I love it when yoga and inner dance are a surprise. Yoga, particularly, has hit the mainstream. We all know what it quote-unquote looks like, and from there extrapolate certain ideas. But when we really experience it, everything changes…

It’s a little like walking down a long pier and then getting to the end and seeing the expanse of the sea before us. We can look at it. Observe its beauty. Be in awe of it. We can take in its coolness, its freshness with our eyes.

Or, with a little courage, a little effort, we can walk to the pier’s edge, and plunge in, bathing in the cool clarifying waters, being surrounded by it, being in it. It is a different experience altogether.

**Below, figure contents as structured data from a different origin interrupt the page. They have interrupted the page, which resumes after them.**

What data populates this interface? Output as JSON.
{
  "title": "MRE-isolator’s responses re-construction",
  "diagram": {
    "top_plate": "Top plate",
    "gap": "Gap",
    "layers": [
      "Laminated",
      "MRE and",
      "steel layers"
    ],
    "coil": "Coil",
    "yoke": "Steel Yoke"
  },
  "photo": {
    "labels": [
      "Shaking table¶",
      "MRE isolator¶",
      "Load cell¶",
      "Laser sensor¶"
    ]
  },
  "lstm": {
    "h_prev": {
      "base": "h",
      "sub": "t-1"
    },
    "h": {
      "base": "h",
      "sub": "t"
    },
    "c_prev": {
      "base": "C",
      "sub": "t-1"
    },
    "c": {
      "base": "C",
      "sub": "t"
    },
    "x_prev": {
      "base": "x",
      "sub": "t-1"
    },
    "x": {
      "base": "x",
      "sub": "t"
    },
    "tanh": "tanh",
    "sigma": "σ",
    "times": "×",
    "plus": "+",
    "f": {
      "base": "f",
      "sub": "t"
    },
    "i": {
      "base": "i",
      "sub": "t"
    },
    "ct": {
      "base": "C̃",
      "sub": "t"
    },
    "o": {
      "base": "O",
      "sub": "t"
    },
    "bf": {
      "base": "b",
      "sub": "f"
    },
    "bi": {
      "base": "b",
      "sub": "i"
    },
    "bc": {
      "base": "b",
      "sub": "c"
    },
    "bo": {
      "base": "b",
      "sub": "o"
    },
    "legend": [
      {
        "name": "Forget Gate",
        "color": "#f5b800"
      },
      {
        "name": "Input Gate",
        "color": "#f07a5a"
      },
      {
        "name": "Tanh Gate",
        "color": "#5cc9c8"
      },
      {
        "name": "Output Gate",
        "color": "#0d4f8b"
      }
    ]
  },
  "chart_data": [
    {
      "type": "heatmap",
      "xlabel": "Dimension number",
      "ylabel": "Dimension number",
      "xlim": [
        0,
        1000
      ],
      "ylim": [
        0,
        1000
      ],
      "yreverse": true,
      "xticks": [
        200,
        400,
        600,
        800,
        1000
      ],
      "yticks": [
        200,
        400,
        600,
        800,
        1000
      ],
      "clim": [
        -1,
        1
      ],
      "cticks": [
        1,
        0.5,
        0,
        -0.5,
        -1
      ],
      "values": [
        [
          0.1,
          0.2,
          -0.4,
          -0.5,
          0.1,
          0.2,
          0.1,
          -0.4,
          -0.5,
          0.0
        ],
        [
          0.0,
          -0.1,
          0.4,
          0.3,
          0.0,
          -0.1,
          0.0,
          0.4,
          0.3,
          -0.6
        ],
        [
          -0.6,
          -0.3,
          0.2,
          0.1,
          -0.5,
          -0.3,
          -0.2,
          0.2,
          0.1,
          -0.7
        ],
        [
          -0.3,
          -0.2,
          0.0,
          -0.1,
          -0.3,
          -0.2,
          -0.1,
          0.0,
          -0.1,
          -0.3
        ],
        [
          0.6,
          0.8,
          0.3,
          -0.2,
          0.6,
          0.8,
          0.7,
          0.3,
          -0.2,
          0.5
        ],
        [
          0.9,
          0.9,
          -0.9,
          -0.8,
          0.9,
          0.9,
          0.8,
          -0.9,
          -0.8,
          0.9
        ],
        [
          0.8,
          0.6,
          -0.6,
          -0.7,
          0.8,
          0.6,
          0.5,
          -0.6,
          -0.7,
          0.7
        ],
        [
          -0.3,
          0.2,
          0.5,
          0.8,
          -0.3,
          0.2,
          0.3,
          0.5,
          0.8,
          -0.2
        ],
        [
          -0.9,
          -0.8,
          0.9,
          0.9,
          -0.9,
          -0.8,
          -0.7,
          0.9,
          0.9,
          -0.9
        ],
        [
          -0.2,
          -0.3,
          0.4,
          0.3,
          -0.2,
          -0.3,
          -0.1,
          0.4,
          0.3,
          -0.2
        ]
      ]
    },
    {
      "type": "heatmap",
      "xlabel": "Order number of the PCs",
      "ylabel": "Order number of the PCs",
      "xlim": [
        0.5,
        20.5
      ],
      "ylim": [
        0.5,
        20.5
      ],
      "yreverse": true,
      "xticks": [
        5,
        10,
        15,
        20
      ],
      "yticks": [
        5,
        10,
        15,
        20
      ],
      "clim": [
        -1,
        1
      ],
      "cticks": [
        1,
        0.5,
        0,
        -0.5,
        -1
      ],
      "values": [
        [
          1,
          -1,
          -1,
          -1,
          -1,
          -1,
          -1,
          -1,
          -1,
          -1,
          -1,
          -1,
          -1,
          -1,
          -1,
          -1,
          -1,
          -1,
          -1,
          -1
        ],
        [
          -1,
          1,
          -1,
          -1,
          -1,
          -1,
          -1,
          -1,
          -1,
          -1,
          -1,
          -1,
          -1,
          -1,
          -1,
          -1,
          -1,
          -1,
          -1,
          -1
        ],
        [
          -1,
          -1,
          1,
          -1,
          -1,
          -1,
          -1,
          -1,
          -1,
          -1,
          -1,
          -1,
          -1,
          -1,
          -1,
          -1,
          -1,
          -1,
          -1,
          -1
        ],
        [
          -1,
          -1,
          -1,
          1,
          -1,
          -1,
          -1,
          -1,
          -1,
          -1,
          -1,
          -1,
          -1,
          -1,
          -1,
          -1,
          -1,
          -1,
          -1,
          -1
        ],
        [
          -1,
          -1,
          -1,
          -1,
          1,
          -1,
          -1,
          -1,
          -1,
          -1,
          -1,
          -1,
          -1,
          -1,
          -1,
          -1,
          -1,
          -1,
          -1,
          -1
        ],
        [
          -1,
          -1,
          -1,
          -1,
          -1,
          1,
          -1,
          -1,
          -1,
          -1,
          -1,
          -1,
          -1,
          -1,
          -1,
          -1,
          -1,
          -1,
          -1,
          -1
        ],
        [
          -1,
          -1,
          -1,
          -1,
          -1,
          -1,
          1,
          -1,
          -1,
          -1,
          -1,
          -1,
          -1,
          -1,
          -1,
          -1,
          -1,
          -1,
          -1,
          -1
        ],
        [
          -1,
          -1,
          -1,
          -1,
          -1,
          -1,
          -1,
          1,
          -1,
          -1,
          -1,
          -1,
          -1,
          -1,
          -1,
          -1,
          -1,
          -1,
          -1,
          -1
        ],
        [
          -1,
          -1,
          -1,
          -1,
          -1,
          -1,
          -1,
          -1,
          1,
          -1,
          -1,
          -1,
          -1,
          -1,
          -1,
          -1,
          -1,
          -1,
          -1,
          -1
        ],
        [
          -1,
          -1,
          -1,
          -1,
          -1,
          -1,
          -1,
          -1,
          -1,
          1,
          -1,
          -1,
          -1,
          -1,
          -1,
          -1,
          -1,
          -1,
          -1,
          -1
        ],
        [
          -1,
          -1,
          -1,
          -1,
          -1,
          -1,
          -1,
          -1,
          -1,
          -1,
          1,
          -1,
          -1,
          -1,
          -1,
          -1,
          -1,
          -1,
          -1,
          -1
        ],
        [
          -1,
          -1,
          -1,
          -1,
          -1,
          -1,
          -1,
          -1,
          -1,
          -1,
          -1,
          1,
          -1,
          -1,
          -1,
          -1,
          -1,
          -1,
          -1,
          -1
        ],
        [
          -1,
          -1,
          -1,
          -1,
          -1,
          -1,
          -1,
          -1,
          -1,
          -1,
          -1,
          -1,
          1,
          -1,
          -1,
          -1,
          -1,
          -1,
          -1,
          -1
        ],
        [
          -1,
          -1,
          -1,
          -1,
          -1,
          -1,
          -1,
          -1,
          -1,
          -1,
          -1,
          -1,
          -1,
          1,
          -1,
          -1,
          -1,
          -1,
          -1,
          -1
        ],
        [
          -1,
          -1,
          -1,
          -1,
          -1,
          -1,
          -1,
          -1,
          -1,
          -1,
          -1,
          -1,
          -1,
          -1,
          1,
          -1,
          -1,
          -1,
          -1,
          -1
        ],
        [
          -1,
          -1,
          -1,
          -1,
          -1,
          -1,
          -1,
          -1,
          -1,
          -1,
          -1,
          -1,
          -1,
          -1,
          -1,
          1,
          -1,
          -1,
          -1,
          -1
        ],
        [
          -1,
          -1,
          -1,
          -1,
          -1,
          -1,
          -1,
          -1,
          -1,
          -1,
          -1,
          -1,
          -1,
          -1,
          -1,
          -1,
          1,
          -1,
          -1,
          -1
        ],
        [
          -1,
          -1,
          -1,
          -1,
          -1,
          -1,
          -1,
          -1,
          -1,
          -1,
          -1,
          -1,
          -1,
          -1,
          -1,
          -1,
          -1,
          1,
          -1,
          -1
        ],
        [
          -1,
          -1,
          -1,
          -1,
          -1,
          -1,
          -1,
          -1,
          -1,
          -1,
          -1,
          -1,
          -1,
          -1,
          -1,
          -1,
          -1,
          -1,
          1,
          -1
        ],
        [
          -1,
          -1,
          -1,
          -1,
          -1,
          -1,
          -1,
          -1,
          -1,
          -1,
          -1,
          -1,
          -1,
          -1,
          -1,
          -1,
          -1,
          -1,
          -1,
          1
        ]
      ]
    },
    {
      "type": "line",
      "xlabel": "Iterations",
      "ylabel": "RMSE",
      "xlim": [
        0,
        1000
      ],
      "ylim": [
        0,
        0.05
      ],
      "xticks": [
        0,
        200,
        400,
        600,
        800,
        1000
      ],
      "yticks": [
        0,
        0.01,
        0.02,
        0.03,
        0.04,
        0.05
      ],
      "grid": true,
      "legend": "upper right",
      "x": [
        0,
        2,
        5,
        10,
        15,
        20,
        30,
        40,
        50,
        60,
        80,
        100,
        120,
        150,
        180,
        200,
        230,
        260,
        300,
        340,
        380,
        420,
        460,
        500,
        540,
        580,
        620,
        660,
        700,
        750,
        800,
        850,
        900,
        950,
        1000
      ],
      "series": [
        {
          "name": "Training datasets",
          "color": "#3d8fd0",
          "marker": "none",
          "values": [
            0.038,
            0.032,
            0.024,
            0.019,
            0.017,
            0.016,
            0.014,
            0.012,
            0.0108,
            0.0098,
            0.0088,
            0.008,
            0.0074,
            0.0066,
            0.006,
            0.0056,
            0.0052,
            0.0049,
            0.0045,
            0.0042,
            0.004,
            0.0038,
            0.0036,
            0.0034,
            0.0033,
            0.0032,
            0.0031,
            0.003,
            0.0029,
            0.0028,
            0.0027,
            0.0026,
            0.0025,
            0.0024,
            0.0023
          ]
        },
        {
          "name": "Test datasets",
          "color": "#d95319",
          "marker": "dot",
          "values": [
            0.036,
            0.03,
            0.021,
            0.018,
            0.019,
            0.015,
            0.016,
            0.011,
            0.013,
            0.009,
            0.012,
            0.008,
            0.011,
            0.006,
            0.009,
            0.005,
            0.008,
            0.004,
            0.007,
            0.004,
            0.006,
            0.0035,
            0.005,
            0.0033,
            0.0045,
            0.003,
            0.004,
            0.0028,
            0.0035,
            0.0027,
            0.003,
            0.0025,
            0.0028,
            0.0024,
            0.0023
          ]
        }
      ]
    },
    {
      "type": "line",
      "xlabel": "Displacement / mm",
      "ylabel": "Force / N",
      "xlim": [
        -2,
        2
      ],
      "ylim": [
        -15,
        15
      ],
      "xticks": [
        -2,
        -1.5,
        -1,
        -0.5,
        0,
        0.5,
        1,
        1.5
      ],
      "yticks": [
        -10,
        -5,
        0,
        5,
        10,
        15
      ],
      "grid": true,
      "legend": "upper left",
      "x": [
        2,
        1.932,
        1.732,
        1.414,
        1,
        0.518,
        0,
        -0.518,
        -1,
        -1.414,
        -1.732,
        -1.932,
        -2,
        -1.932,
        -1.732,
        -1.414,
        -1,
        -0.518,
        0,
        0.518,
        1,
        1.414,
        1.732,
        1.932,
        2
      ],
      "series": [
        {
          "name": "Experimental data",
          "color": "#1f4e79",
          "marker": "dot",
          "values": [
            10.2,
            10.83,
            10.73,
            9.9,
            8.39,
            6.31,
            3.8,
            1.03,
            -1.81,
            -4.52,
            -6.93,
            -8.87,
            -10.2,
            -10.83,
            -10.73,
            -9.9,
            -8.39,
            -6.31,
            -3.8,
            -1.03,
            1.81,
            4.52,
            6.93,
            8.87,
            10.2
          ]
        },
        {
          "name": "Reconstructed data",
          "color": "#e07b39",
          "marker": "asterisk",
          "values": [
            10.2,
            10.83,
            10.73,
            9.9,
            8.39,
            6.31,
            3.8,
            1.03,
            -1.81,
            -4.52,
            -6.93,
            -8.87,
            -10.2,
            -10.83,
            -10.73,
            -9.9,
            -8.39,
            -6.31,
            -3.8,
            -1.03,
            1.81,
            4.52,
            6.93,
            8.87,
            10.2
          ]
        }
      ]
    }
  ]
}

The sea and its depths may continue to be a mystery, but we have a deeper (more sea-level) understanding of it. There is an experience of the sea, which often–in the yoga tradition–is a metaphor for Consciousness–with a capital “C”.

Yesterday, when we closed the Ashtanga Yoga and Detox Retreat in Gouna with Nūn Center, more than a few people expressed what a wonderful surprise the whole process was, particularly the yoga and inner dance process, how both supported the detox but also opened up the body, heart and mind.

I loved teaching this group for a week. A week program gives people time. It allows to people to slowly get their feet wet, to take a dip, then wade, until they are ready to dive.

Into the sea. Of consciousness. Of change.

PHOTO: Steps to the ocean. Off the pier near Sharaton Miramar’s Palace, the setting of the week-long retreat. A beautiful end to a very special time here in Egypt. And I think also a beautiful beginning, no, many beautiful beginnings… Gratitude abounds!